Andrew Scheer accuses Justin Trudeau of ‘policy of appeasement’ on China amid escalating arrest feud

Conservative Leader Andrew Scheer says years of “appeasement” by Prime Minister Justin Trudeau to China means Canada lacks enough leverage to prevent Canadian citizens from being detained in an escalating case of political retribution over the arrest of a senior Chinese business leader.

Yet Scheer isn’t advocating the government issue travel alerts, nor is he advising his own party members not to go to China.

“This situation demonstrates that Justin Trudeau’s naïve approach to relations with China isn’t working,” Scheer said to reporters in Ottawa on Thursday as parliamentarians prepared to depart for the winter break.

“We now find ourselves in a situation where we have Canadian citizens on foreign soil detained and a government that has pursued a policy of appeasement, putting us in a situation where we don’t have leverage.”

Since Monday, two Canadian men have been detained by Chinese authorities on suspicions of “endangering national security.”

Michael Kovrig, the first to be detained, is a Canadian government employee who works for Global Affairs Canada and who was on leave doing work for an NGO in Hong Kong when he visited Beijing and was arrested.

Because he was on leave, he did not have diplomatic immunity.

Michael Spavor is the founder of a non-profit that brings people on trips to North Korea and that organized the Dennis Rodman visits in 2013 and 2014.

He phoned Canadian officials from an airport in China where he said he was being questioned earlier this week, but consular officials haven’t been able to make contact since then.

The status of both men is unknown.

Their detentions come after Canadian police arrested Meng Wanzhou, CFO of the Chinese technology firm Huawei, on Dec. 1 in Vancouver at the behest of American authorities who allege the company she helps run has been skirting U.S. sanctions on Iran. Meng denies the allegations.

Chinese sabre-rattling in the weeks since has escalated, prompting Canadian officials at the embassy in Beijing to flag concerning emails from the Chinese public to local authorities and remind them that China is responsible for the safety of foreign diplomats on its soil.

As a result, security around the Canadian embassy has been increased.

Warnings have also gone out to Canadian diplomats, advising them to bear in mind the need for extra precaution when serving in China.

The travel advisory posted online for the Canadian public, however, has not been changed as a result of the increasing tensions.

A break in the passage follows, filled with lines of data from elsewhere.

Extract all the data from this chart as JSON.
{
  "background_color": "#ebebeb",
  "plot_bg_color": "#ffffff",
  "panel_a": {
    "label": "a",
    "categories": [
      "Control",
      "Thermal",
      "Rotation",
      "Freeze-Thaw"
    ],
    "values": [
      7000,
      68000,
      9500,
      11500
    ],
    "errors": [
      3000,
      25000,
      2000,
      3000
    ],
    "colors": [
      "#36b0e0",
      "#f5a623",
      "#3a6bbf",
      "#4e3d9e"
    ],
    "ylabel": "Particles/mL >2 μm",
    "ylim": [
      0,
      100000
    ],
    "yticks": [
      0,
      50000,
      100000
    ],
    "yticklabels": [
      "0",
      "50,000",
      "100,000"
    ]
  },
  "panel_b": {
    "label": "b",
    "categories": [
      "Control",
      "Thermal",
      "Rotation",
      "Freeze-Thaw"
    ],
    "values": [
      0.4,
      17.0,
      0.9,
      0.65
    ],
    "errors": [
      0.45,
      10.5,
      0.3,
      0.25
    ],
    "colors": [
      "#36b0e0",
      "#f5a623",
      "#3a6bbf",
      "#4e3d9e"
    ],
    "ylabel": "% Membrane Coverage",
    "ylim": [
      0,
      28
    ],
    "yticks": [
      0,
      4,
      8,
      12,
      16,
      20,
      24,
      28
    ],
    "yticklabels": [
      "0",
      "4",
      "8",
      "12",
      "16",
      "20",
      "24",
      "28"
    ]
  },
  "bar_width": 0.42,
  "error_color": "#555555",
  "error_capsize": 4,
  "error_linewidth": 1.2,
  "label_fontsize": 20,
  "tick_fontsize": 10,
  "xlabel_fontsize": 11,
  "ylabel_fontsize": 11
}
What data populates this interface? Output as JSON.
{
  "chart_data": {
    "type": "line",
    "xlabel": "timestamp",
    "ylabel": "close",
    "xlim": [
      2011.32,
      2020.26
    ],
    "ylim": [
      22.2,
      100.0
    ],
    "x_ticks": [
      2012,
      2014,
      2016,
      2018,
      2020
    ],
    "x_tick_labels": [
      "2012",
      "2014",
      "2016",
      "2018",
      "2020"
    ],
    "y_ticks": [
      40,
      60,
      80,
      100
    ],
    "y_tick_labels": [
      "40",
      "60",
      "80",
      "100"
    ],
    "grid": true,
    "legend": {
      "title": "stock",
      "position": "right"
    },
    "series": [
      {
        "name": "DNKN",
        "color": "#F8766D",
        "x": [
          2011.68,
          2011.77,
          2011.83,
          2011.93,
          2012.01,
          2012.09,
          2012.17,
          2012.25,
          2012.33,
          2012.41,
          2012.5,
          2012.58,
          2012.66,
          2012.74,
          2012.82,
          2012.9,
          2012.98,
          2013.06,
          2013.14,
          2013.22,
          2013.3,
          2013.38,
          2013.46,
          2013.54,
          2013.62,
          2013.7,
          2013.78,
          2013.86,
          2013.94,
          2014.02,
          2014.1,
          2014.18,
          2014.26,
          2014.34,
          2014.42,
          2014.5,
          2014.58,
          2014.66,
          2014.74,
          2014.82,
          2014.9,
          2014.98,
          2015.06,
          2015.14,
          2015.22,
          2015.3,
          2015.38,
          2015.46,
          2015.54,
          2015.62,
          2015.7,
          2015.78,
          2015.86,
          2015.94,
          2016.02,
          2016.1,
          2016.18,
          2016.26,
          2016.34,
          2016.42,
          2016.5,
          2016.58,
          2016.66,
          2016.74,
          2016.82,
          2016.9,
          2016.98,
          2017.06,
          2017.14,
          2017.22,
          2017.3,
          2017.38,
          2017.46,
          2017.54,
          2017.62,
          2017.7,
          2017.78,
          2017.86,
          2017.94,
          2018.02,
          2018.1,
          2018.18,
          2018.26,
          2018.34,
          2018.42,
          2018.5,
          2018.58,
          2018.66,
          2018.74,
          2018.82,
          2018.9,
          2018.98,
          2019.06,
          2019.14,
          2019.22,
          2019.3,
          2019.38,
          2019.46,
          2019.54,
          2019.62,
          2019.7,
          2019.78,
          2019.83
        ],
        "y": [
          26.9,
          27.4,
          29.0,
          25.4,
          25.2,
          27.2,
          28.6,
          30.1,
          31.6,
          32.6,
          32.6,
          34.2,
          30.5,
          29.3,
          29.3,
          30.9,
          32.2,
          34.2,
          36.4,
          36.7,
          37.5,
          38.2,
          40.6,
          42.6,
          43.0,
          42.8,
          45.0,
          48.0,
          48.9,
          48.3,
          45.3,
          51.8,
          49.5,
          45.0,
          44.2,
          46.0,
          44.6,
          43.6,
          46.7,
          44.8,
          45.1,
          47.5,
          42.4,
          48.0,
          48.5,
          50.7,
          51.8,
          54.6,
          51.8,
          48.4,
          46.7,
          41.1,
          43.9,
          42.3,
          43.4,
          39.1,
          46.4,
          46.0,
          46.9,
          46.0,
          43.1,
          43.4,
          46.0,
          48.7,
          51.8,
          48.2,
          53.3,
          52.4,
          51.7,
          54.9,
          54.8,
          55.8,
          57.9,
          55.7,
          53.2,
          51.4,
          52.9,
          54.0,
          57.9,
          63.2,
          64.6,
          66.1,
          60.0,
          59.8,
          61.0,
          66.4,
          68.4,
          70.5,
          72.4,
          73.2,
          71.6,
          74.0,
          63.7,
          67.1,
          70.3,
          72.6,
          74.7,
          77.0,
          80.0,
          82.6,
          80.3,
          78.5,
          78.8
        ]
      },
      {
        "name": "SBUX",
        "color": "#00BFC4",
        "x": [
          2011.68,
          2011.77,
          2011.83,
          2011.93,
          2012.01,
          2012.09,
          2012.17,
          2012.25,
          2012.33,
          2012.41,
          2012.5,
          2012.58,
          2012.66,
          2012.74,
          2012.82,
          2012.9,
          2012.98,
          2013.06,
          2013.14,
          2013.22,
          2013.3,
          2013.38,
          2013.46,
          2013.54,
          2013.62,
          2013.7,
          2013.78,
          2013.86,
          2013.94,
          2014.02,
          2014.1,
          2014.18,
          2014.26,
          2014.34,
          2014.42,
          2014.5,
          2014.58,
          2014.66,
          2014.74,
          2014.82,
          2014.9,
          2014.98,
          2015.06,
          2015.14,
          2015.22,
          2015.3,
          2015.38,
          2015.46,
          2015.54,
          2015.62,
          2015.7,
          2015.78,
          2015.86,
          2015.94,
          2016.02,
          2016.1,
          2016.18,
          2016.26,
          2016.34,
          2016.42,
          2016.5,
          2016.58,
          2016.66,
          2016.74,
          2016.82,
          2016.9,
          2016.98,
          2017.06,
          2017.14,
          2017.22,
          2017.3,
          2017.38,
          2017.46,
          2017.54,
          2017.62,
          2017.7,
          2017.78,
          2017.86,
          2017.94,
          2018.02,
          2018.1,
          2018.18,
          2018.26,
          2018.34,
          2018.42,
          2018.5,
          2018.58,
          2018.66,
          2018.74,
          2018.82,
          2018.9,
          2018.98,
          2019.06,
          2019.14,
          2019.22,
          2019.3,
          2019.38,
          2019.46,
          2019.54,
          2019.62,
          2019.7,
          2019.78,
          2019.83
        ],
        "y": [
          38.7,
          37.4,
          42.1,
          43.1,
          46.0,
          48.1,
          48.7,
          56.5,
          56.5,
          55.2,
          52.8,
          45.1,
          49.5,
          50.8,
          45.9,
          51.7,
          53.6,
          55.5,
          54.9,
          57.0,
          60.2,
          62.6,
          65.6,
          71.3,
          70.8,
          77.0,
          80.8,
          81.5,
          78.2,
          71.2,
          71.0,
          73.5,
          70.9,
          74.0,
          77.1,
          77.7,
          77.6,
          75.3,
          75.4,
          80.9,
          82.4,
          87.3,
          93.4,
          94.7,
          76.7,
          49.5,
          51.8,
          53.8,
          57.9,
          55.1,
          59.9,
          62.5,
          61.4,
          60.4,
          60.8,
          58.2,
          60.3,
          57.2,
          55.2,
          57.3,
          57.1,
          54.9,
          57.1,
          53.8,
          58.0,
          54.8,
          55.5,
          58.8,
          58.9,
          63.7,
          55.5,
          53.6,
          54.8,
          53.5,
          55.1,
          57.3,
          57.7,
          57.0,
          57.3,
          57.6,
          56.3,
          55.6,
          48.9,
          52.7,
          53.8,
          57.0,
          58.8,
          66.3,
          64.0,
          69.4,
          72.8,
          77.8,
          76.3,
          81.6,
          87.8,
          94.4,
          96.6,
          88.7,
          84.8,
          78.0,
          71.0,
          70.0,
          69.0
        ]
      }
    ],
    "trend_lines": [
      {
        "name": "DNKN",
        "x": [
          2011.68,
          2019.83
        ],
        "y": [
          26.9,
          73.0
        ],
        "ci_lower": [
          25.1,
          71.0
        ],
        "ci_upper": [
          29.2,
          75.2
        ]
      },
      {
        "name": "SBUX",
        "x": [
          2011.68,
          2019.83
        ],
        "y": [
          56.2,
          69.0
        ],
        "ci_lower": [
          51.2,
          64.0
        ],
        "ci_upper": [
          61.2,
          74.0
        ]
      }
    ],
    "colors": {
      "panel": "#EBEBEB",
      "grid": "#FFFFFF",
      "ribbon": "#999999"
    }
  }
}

Foreign Affairs Minister Chrystia Freeland faced questions about why the current advisory, which is at the second of four possible levels of escalating seriousness, does not advise Canadians against travelling to China, but instead urges only that Canadians travelling there “exercise a high degree of caution.”

She said people should take the current advisory warning seriously but would not say whether a change is being considered.

Scheer also did not push for that to change on Thursday, noting he does not have all the information that is being shared with Freeland about the case.

“When the government makes an official advisory to avoid travel or take extra precautions, those are done with consultations with national security advisors and the highest amount of information,” he said. “I will let the Minister of Foreign Affairs decide on that issue. She has that information.”

He was also asked whether he would go to China himself right now and said only that he currently has no plans to go.

Scheer also said he would not suggest others should change their plans.

“We have to see where the situation goes and we are monitoring that,” he said, adding that thousands of people travel from Canada to China every year, including MPs and senators who form part of the parliamentary association bringing together lawmakers from both countries.

Trudeau has faced serious criticism over the past three years for his approach to pursuing closer ties between Canada and China.

He announced in September 2016 that the government would start discussions with China on an extradition treaty, which prompted immediate backlash across the political spectrum because of China’s extensive record of human rights violations.

John McCallum, Canada’s ambassador to China, said in an interview with the Globe and Mail in April 2017 that while the issue wasn’t high on the Canadian priority list, the government would discuss it if the Chinese wanted.

“If the Chinese wish to talk with us about it, we will talk,” he was quoted as saying.

Subsequent reporting by Global News has shown that the extradition of individuals accused of corruption by China from Canada is a key issue underlying efforts to try and stop the flow of fentanyl coming from China and killing thousands of Canadians every year.

However, the escalating tensions call into question whether Trudeau will be able to find public support if he decides to pursue either an extradition treaty, free trade talks, or approval of Huawei technology to be used to build the next generation 5G telecommunications network coming in the next several years.

Security officials in Canada and the United States have repeatedly raised questions about whether allowing Huawei components to be used in that spectrum could expose Canadian networks to spyware alleged to be built into some Huawei parts.

A review of that technology is currently underway.